Geçen
gün, İstanbul`dan misafirim geldi. -Eh misafir de zevklerine göre kategorilere
ayrılıyor.. Bazısı sadece şehri görmek, bazısı alışveriş yapabilir miyim?
düşüncesiyle, bazısı da hepsini birlikte yapabilmek için geliyor. Aslında Viyana,
alışveriş için ideal bir şehir değil.
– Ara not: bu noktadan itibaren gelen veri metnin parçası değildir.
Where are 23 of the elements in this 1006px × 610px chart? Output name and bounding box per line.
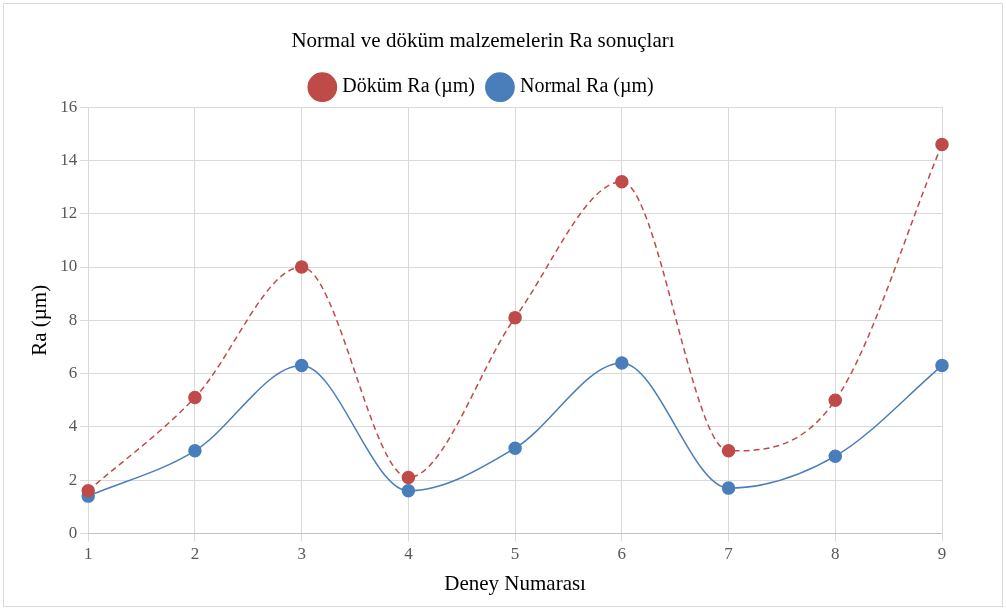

Buraya ilk geldiğimde, Almanca kursundaki
hocam şöyle söylemişti: – Biz, küçük yaşta 10 euroluk şeye 100 Euro vermemeyi
öğreniyoruz, bundan dolayı da markalı ürünleri tercih etmiyoruz.. demişti.
Zaten yeni dünya düzeni öyle bir hal aldı ki, her yerde artık her şeyi
bulabiliyorsunuz…
Eğlence
için geliyorsanız da pek doğru bir tercih olmayabilir, burası oldukça sakin bir
şehir ama yine de herkese uygun bir şeyler bulunabilir. İstediğiniz ise,
parklarda şarabınızı yudumlarken kitap okumak, birbirinden güzel tarihi
binaların içinde kendinizi başka bir yüzyılda hissedip ünlü kahve evlerinde
kahvenizi içmek ya da kıyısından köşesinden sanatla ilgileniyorsanız,Viyana
doğru seçim diyebilirim; Viyana`da sanata, sohbete, felsefeye, tarihe,
parklara, kahvelere… doyamayabilirsiniz. Hele ki son dönemlerde Modern Sanat
üzerine yapılan çalışmaları ve okul sistemlerinde yapılan pratiğe dayalı
eğitimiyle de ( burada akademiye çok önem veriliyor ve sanatsal çalışmalar
akademik paralellik içinde sürdürülüyor) klasik görüntüsünün yanında yeniliğe
açık olduğunu da göstermeye başladı.
Gelen
misafirim de sanat ve tarihle ilgilendiğini söyleyince, bir günlük geldiği
Viyana`ya, ilk olarak Viyana Sanat Tarihi Müzesi`ni gezerek başladık. Bu Müze,
1891 yılından beri etkin, sadece 2012 yılında 1.351.940 kişi tarafından ziyaret
edilmiş; dünyanın sayılı müzelerinden biridir. Ben bile iki kere gittiğim,
hatta ikinci gittiğimde dersime çalıştığım halde yine de kaçırdığım şeyler var,
üçüncüde bitirebilmeyi umut ediyorum.